Gov. Jerry Brown on Saturday signed two measures aimed at helping cities and counties expand and improve bike paths and trails, including one allowing local ballot measures to pay for the work.
One bill allows local agencies including cities and park districts to ask voters to approve, with a two-thirds vote, a motor vehicle registration surcharge of up to $5, with the money going to developing bikeway networks and maintenance.
“The governor signed SB 1183 to give local communities another way to provide safe, interconnected trail infrastructure for cyclists,” said Jim Evans, a spokesman for Brown.
Sen. Mark DeSaulnier (D-Concord) said his bill would allow communities to provide a transportation alternative to driving automobiles on congested streets. He cited a study that found that for every mile of bike lane per square mile in a city, an additional 1% of the commuting workforce used bicycles.
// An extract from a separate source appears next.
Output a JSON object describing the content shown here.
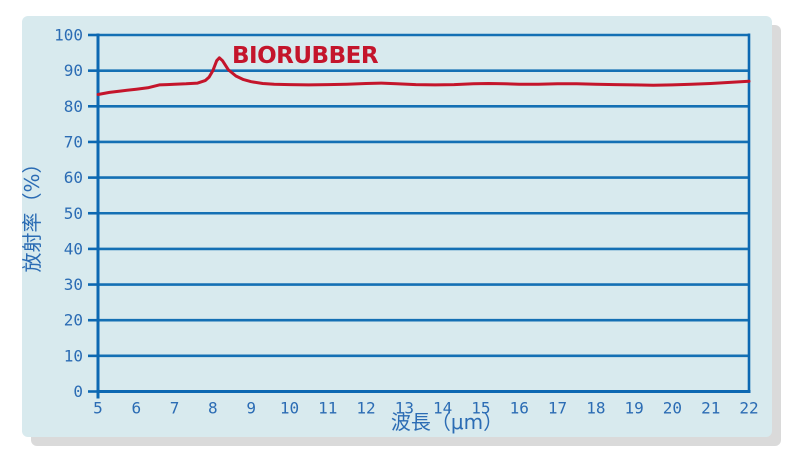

“Upgrading bike infrastructure will help public safety, the environment and the quality of life in cities across California,” DeSaulnier said in support of SB 1183.
Brown also signed a bill that will allow local governments more flexibility in designing bikeways. Bike lanes under current law must fit precise standards set by the state’s transportation department.
AB 1193 by Assemblyman Phil Ting (D-San Francisco) allows cities to plan bike lanes that may not meet the state’s standards, so long as the design meets the guidelines set by a national association of transportation public officials.
It also allows local governments to build protected bike lanes, also known as cycletracks.
The bike measures were among 29 bills signed by the governor Saturday, including a measure requiring oil refineries to report annually on shutdowns and major maintenance.